Convex curves, Radon transforms and convolution operators defined by singular measures

Abstract:

Let $\Gamma$ be a convex curve in the plane and let $\mu \in M(\mathbb {R}^{2})$ be the arc-length measure of $\Gamma .$ Let us rotate $\Gamma$ by an angle $\theta$ and let $\mu _{\theta }$ be the corresponding measure.
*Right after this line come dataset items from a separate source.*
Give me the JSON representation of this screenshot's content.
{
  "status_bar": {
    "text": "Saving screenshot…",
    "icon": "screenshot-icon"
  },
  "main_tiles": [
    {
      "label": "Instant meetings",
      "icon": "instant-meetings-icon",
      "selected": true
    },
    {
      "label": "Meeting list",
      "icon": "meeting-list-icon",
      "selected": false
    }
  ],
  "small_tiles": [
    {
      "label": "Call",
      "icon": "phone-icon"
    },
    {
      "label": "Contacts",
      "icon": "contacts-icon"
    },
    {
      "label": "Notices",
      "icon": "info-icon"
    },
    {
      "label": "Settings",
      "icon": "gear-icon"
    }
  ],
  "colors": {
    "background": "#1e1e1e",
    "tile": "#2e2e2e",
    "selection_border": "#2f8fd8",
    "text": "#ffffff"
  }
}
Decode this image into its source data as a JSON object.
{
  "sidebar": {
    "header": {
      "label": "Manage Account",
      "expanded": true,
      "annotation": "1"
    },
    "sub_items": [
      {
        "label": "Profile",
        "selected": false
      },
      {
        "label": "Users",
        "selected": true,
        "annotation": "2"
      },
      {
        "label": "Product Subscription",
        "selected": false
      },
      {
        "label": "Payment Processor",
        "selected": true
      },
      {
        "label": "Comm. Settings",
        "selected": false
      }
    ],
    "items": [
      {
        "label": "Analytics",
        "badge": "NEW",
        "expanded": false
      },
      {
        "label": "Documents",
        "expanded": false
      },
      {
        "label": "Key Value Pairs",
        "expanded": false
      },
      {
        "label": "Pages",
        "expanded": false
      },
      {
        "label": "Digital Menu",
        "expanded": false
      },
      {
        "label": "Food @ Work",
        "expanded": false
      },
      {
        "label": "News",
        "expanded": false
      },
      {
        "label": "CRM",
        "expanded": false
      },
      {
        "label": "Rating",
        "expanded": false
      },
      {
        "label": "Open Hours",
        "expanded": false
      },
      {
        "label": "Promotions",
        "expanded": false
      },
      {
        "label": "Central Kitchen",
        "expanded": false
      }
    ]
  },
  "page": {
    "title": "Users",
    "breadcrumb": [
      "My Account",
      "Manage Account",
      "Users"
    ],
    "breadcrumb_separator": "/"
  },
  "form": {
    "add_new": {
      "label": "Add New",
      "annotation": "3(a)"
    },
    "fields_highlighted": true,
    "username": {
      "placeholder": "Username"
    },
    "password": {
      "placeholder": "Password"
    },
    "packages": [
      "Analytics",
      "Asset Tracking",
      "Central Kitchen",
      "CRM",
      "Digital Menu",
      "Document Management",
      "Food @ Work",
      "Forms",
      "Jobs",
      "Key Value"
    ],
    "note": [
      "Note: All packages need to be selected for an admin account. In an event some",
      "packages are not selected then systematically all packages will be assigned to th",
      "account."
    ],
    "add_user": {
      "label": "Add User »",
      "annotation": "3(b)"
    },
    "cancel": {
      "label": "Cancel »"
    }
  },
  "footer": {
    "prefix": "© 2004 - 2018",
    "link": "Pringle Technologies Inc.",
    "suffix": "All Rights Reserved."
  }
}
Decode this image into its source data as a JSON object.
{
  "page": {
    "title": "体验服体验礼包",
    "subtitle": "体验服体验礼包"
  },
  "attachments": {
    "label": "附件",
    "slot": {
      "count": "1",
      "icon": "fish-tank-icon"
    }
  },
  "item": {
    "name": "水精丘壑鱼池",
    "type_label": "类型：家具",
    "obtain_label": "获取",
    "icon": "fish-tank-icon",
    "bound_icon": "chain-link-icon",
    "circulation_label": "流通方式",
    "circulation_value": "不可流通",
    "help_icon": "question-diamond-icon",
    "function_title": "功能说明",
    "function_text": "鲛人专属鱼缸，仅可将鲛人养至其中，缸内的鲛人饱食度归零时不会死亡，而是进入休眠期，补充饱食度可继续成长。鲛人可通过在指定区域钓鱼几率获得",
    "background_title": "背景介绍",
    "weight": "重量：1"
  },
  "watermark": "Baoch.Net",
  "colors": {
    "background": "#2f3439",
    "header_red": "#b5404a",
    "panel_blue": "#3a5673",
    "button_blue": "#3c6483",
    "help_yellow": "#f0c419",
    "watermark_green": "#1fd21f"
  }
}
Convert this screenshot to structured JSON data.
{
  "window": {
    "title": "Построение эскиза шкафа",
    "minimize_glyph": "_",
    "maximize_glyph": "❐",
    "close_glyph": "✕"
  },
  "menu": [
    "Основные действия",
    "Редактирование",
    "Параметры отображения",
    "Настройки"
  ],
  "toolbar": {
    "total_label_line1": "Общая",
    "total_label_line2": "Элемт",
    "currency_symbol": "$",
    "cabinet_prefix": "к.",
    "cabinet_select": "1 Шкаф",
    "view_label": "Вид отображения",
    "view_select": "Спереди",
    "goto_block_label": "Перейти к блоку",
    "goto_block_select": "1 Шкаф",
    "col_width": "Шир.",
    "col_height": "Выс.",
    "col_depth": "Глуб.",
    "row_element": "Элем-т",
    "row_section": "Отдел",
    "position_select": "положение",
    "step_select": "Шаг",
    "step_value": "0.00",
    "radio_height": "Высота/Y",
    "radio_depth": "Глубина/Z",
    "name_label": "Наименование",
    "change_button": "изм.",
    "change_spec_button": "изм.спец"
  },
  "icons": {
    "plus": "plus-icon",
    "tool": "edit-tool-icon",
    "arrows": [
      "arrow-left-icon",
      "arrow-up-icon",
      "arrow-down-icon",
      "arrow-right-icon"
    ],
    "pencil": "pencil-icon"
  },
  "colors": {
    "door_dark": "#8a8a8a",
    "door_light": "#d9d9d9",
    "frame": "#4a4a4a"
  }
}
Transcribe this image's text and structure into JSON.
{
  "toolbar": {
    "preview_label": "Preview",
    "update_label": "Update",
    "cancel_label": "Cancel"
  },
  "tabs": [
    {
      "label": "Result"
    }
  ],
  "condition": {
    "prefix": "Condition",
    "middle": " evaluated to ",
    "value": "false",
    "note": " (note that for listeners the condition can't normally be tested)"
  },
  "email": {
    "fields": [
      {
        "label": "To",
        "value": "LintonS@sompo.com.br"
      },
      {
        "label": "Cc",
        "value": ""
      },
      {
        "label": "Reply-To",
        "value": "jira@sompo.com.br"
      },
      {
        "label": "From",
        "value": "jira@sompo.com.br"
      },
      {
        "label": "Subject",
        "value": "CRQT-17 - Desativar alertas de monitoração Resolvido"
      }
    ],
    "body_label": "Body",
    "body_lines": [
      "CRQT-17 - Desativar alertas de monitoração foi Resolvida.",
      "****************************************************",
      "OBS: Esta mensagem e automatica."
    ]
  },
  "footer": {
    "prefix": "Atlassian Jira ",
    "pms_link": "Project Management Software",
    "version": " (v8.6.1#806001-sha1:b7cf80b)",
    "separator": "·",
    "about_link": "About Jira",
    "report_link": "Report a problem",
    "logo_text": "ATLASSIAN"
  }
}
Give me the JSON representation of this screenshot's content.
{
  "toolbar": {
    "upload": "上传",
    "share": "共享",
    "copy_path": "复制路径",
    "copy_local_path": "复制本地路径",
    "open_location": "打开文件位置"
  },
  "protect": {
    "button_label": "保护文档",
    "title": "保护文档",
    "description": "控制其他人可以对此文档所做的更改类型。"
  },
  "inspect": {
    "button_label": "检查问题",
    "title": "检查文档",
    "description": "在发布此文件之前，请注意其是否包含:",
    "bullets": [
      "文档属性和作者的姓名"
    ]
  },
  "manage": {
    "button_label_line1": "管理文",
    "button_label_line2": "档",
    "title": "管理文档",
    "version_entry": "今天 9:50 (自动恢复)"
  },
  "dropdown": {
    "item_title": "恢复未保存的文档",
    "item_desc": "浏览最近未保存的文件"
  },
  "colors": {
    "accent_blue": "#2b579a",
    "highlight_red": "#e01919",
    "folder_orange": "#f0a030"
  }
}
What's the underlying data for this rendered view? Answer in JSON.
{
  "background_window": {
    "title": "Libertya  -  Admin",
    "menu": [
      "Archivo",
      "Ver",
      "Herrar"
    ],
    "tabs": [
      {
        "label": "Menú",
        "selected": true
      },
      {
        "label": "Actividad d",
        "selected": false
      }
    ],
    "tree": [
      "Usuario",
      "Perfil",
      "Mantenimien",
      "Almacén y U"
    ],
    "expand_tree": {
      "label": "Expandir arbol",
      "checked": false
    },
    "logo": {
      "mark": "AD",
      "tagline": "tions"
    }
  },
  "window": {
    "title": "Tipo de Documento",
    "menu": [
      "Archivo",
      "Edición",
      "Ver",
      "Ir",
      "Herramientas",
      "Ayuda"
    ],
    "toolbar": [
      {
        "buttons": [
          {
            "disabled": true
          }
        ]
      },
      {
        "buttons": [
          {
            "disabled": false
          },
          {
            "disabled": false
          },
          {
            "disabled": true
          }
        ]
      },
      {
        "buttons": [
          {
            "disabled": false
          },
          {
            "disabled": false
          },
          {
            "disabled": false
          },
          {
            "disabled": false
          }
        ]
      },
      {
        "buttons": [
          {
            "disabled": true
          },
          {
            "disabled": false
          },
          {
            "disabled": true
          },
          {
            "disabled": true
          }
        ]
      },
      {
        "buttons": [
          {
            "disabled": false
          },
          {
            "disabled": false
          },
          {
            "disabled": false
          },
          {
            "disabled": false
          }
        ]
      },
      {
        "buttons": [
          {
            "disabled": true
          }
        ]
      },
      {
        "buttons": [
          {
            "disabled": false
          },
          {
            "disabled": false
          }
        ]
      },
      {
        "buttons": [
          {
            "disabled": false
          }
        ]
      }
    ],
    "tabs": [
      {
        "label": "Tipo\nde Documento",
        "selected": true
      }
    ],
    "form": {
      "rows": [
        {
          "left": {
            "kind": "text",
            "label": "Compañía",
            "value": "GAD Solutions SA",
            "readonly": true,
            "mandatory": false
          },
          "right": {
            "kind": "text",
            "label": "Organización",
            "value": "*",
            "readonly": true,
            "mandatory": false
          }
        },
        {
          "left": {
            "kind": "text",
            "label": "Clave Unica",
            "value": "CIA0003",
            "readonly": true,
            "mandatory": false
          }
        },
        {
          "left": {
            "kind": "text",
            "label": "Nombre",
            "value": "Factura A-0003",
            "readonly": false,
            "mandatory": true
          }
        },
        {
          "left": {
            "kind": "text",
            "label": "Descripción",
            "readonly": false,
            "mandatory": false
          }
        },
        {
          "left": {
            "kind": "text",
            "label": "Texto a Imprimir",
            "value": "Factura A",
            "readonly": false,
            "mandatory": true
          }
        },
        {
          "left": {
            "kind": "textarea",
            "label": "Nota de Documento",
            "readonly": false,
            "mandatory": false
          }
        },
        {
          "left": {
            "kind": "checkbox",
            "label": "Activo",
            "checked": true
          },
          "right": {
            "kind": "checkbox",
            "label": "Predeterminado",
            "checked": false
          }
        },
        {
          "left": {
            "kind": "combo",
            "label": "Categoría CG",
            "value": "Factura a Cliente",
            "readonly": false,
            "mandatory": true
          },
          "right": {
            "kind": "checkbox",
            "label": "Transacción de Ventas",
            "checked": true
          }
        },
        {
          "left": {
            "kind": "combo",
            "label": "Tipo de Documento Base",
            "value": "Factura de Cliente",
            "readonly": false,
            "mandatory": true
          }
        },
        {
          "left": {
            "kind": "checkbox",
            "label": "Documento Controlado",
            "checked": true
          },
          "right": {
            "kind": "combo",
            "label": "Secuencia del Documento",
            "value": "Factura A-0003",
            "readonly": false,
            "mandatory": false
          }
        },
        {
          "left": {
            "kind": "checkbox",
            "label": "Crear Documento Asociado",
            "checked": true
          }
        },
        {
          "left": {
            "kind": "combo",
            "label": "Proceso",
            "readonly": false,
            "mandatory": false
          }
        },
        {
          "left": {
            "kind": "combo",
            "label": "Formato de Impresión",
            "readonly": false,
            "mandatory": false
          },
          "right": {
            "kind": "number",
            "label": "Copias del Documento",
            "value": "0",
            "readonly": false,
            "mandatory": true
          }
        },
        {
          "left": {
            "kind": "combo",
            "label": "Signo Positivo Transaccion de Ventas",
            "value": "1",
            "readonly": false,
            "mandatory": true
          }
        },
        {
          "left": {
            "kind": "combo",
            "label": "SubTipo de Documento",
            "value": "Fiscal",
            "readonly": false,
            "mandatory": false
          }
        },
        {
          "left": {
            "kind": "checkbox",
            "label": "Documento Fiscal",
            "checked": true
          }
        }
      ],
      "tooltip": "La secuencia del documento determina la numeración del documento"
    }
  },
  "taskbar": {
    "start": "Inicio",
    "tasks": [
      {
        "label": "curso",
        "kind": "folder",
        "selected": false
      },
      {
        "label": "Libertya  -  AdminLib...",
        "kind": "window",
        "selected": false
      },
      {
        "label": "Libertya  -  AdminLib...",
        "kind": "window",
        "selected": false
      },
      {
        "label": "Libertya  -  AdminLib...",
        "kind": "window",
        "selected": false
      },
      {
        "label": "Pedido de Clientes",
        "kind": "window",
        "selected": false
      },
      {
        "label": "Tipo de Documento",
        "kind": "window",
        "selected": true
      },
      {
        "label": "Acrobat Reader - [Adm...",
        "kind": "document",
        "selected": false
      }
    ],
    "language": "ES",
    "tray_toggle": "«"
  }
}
Let $T f(x,\theta )=f*\mu _{\theta }(x)$. Then \begin{equation*}\|Tf\|_{L^{3}(\mathbb {T}\times \mathbb {R}^{2})}\leq c\|f\| _{L^{3/2}(\mathbb {R}^{2})}. \end{equation*} This is optimal for an arbitrary $\Gamma$. Depending on the curvature of $\Gamma$, this estimate can be improved by introducing mixed-norm estimates of the form \begin{equation*}\left \| Tf \right \| _{L^{s}\left (\mathbb {T} ,L^{p^{\prime }}\left (\mathbb {R}^{2}\right )\right )}\leq c\left \| f\right \| _{L^{p}\left (\mathbb {R}^{2}\right )} \end{equation*} where $p$ and $p^{\prime }$ are conjugate exponents.